Under the Rogers test, to prove infringement, a trademark owner must show the infringing use of their trademark (1) is not “artistically relevant” or (2) that, even if artistic, use of the trademark “explicitly misleads consumers.”
As noted, at the trial level, VIP argued that the Bad Spaniels squeaky toy was an “expressive work.” However, the trial court rejected that claim as a matter of law.
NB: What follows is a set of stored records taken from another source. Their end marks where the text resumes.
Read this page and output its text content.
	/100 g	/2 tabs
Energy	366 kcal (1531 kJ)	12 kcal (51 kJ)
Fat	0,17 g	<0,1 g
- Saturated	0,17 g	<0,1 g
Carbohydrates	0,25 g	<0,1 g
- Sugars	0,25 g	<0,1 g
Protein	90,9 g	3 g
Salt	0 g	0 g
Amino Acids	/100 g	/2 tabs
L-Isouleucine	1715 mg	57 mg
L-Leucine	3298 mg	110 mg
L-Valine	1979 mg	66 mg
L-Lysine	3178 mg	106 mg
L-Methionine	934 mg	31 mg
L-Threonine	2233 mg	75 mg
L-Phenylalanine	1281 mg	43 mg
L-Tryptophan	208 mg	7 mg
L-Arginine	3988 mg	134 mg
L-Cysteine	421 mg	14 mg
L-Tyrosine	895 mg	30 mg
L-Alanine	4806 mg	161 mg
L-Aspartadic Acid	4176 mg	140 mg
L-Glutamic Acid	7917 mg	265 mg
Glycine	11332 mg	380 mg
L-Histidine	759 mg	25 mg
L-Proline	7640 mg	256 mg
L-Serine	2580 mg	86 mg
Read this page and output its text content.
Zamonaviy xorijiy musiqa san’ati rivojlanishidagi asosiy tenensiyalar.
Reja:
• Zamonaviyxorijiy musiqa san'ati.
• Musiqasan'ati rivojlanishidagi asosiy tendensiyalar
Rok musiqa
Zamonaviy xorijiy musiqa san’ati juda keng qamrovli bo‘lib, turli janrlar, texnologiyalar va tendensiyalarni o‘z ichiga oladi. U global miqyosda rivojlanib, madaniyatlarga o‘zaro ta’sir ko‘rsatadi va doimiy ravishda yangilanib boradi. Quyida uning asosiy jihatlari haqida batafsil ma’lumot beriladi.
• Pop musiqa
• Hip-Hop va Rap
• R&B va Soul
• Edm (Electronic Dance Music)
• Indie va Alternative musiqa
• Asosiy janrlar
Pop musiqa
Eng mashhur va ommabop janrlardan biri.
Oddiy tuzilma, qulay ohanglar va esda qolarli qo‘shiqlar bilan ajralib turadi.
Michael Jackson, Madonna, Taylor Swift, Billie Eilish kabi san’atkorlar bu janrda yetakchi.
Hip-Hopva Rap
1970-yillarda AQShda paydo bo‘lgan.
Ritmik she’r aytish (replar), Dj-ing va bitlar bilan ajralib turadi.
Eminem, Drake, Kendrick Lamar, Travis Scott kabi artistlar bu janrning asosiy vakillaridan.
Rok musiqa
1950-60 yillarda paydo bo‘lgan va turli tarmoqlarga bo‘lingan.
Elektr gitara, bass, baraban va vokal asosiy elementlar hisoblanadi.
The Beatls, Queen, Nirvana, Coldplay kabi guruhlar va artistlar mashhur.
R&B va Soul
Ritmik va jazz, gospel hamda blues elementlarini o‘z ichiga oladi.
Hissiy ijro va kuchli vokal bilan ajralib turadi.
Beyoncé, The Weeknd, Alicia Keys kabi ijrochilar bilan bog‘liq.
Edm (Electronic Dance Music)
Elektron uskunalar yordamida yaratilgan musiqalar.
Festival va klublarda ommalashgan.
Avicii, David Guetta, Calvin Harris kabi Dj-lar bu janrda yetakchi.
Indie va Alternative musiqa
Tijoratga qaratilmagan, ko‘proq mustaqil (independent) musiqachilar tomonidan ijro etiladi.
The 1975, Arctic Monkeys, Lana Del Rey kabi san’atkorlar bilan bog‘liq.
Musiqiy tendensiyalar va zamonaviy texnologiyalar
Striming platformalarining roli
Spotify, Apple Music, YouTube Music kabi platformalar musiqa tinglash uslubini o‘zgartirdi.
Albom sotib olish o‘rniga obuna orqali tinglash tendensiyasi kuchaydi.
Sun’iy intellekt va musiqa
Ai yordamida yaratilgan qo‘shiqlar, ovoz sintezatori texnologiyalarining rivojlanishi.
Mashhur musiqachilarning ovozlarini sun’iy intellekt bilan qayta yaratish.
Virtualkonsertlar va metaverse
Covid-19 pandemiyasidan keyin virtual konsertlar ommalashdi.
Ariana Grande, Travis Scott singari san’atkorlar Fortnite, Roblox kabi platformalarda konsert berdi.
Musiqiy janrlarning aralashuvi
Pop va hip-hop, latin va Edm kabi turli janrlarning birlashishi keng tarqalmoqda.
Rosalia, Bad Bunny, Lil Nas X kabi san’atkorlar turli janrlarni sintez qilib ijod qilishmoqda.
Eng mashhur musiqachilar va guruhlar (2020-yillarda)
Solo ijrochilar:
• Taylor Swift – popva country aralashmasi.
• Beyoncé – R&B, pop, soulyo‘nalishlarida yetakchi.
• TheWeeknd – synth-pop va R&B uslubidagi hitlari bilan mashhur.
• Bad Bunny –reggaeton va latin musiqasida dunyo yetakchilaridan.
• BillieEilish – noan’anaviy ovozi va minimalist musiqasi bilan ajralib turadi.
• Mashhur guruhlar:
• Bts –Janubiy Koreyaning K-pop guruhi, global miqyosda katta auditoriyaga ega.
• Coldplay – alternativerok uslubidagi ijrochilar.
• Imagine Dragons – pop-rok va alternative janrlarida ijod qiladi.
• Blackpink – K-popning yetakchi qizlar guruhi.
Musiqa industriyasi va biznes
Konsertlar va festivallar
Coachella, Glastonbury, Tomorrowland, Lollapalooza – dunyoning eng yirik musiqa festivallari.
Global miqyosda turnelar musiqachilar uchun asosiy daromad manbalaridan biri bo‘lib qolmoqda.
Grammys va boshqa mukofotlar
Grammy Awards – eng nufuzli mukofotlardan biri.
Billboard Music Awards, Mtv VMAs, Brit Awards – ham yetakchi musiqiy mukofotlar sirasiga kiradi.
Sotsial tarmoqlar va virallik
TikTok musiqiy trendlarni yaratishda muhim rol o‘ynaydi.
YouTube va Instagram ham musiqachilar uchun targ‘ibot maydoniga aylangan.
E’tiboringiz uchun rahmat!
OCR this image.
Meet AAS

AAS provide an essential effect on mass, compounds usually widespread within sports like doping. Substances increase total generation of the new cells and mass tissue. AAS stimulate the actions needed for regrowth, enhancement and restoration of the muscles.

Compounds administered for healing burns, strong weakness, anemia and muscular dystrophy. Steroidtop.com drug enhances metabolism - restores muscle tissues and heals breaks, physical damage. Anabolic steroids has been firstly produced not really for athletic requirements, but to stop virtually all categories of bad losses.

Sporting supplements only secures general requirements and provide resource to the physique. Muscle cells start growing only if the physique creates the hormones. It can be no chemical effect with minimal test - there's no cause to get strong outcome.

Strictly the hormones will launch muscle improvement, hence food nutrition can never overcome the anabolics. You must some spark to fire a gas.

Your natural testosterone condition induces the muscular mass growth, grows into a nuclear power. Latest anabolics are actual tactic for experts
Eventually, the case was appealed and, on the point of whether the chew toy was expressive, the Ninth Circuit Court of Appeals reversed the trial court. The court held — as a matter of law — that the Bad Spaniels dog toy WAS an expressive work entitled to the protection of the First Amendment. The court admitted that the dog toy was “… surely not the equivalent of the Mona Lisa,” but, nonetheless, it was an expressive work. The court acknowledged that the dog toy offers a “humorous message” which, as the court explained, is actually part of the expressive message. According to the court, by “juxtaposing the irreverent representation of the trademark with the idealized image created by the mark’s owner,” the dog toy conveyed a “simple message” “that business and product images need not always be taken too seriously.” That is a lot of meaning in a simple dog toy. The artistic meaning can be made even deeper by a pointing out something that the court did not mention: the trademark — disguised as a toy — is meant to be meant to be chewed on by a dog
In any event, based on its determination that the chew toy was an expressive work, the court sent the case back to the trial court requiring the lower court to apply the Rogers test. The court’s opinion can be found at VIP Products LLC v. Jack Daniel’s Properties, Inc., 953 F. 3d 1170 (9th Cir. March 31, 2020). Jack Daniel’s has asked the US Supreme Court to accept an appeal of the Ninth Circuit’s holding. It will be interesting to see if the High Court takes up the case.